Emanuele Russo, 43 anni, da 15 anni è a Cesena. Per la prima volta non torna a casa per il Natale, a Napoli. È uno di quei medici che il primario Agnoletti utilizza come referente Covid (cfr pezzo a fianco) per mantenersi lucidi e non lasciarsi stressare troppo. I turni, su questo versante, girano una volta a settimana. “Il Covid è tosto su più piani – dice subito -. Ha messo a nudo tanti problemi sociali e anche della sanità. È una malattia nuova, che non conoscevamo. È stato più facile sbagliare e questo fatto poteva coinvolgere noi operatori. È tosta la situazione anche da un punto di vista mentale”.

E ora com’è la situazione? “In questa seconda ondata – risponde il medico – è difficile perché tanta gente non ne può più del Covid. Pare che chi cura sia diventato un nemico. È evidente il cambiamento di atteggiamento nei confronti dei medici, ma noi non abbiamo mai detto che occorre fermare il mondo. La frizione, comunque, è palese. Quello che vive il governo ha incidenza sul nostro lavoro. Ma il Covid è anche un’opportunità: ha messo sotto gli occhi di tutti il taglio degli ultimi anni alle risorse sul sistema sanitario”.

E poi? “E poi le dico che non bastano sei mesi per rimettere tutto in circolo – risponde il dottore -. Però il Covid ha fornito l’occasione per riscoprire il valore della ricerca. Ora, su questo versante, c’è interesse, nella gente e in noi”.

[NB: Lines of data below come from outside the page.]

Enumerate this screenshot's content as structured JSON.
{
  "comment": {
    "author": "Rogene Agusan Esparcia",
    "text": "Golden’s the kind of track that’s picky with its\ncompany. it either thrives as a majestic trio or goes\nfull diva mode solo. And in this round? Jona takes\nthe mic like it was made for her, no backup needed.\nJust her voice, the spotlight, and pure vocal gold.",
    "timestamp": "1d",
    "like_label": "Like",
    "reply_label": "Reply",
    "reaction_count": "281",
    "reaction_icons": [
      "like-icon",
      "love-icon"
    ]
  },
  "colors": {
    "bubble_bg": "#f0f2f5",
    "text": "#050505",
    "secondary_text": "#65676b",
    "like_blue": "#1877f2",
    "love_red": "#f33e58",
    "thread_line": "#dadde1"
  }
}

Siete stanchi? “La gente e il Paese sono stanchi. Il nostro lavoro quotidiano è molto impegnativo. Il Covid è un freno, ma noi abbiamo imparato a conviverci. Qui abbiamo fatto un buon lavoro. Non abbiamo avuto casi di contagi tra gli operatori sanitari e tra i pazienti. Questo ha ridotto le paure dei primi giorni. Le devo anche dire che a scuola e all’università nessuno ci ha mai insegnato come si affronta una pandemia. Di certo, comunque, ci siamo arricchiti”.